The FDA suggested placing this language in the Warnings and Precautions section of product labels and cross‑referencing it in the pediatric adverse reactions section: “In two separate postmarketing observational studies, an increased risk of febrile seizures was observed during the first day following vaccination with standard dose trivalent (2024‑2025) and quadrivalent (2023‑2024) influenza vaccines in children 6 months through 4 years of age.” The agency’s materials also include an attributable risk estimate of 44.2 excess febrile seizure episodes per million standard‑dose trivalent vaccinations.
Clinicians and public health officials stressed that febrile seizures are typically brief convulsions linked to fever and rarely cause lasting neurological damage. Background estimates place febrile seizures in roughly 2 to 5 percent of children in the affected age range and note infections such as influenza and common respiratory viruses commonly precipitate such events. At the same time, the Centers for Disease Control and Prevention continues to recommend annual influenza vaccination for people aged six months and older to prevent serious illness, hospitalizations and death.
The regulatory action reflects FDA’s characterization of the finding as “new safety information” under section 505‑1(b)(3) of the Federal Food, Drug, and Cosmetic Act and proceeds under the agency’s authority to require labeling updates. The analyses are tied to a Vaccine journal publication cited in the agency correspondence. Manufacturers now have a defined window to respond; if labels are updated, clinicians will need to incorporate the new language into conversations with caregivers.

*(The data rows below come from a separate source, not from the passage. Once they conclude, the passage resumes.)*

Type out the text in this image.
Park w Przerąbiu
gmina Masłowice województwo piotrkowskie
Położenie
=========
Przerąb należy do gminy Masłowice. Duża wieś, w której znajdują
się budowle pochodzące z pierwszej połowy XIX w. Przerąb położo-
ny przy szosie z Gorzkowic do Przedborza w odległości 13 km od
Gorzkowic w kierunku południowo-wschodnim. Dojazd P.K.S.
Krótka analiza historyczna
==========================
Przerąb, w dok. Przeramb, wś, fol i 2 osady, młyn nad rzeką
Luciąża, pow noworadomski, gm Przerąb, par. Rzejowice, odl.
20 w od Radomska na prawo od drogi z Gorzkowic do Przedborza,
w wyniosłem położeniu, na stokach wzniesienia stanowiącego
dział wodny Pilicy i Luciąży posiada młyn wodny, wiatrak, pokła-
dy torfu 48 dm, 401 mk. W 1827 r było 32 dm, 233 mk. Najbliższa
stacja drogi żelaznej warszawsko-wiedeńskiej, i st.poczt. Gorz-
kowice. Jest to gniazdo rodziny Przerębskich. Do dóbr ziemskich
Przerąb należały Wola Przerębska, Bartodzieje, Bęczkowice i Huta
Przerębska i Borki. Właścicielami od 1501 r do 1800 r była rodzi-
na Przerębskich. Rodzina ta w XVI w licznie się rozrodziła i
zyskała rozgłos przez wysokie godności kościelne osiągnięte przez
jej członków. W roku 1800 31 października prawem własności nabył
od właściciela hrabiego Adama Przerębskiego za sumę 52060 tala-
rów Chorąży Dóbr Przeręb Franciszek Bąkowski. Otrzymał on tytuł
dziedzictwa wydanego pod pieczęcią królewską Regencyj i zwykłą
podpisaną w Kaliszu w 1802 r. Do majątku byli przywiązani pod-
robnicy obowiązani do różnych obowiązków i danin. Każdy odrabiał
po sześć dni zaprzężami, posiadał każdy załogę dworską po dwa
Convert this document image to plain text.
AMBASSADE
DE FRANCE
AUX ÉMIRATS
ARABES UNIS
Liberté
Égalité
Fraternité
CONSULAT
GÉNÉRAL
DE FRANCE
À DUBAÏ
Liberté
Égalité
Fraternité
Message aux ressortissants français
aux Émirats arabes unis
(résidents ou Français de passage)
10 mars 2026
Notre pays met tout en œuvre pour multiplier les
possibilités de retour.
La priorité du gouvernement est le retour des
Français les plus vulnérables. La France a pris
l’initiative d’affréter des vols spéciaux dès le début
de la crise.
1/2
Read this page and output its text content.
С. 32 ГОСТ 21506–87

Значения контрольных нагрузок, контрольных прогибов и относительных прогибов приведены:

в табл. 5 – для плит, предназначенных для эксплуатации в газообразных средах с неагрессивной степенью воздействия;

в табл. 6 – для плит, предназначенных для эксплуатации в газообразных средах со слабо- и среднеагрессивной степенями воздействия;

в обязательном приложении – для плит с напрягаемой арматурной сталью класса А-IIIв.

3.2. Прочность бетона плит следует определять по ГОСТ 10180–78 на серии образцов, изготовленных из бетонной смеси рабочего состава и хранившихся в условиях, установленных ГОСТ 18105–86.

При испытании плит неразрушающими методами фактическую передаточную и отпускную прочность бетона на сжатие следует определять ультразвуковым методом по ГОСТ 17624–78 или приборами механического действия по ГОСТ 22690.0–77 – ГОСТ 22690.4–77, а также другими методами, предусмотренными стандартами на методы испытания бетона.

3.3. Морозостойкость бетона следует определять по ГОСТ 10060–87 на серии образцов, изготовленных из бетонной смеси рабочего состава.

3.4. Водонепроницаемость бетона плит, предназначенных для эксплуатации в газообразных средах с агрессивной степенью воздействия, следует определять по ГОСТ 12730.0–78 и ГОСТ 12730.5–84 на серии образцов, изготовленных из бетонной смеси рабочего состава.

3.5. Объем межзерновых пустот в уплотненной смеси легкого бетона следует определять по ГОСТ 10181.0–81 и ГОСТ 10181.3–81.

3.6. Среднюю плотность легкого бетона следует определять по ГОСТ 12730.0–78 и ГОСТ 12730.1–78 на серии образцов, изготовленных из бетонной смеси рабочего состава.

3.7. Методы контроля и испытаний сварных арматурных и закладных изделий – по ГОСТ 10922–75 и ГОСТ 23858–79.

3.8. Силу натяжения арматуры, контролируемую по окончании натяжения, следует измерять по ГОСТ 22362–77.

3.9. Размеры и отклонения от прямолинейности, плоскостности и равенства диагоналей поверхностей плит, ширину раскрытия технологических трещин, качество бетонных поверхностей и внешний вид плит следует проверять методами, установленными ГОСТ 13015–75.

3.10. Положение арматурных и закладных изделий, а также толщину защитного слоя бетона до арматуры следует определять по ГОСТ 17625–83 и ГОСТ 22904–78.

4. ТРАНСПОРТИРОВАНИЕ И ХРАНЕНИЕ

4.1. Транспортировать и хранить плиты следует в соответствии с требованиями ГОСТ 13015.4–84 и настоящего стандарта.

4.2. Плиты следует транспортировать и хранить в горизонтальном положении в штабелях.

Public health experts say transparent communication is essential to maintain confidence in routine childhood immunization, particularly in communities with limited access to medical care and higher baseline risks from influenza. The warning is narrow and quantitative and, if implemented carefully, can help parents and clinicians weigh a small immediate risk against the known benefits of influenza vaccination. The agency’s labeling requests arrive as FDA also reviews safety language for other products, underscoring an active period of regulatory reassessment.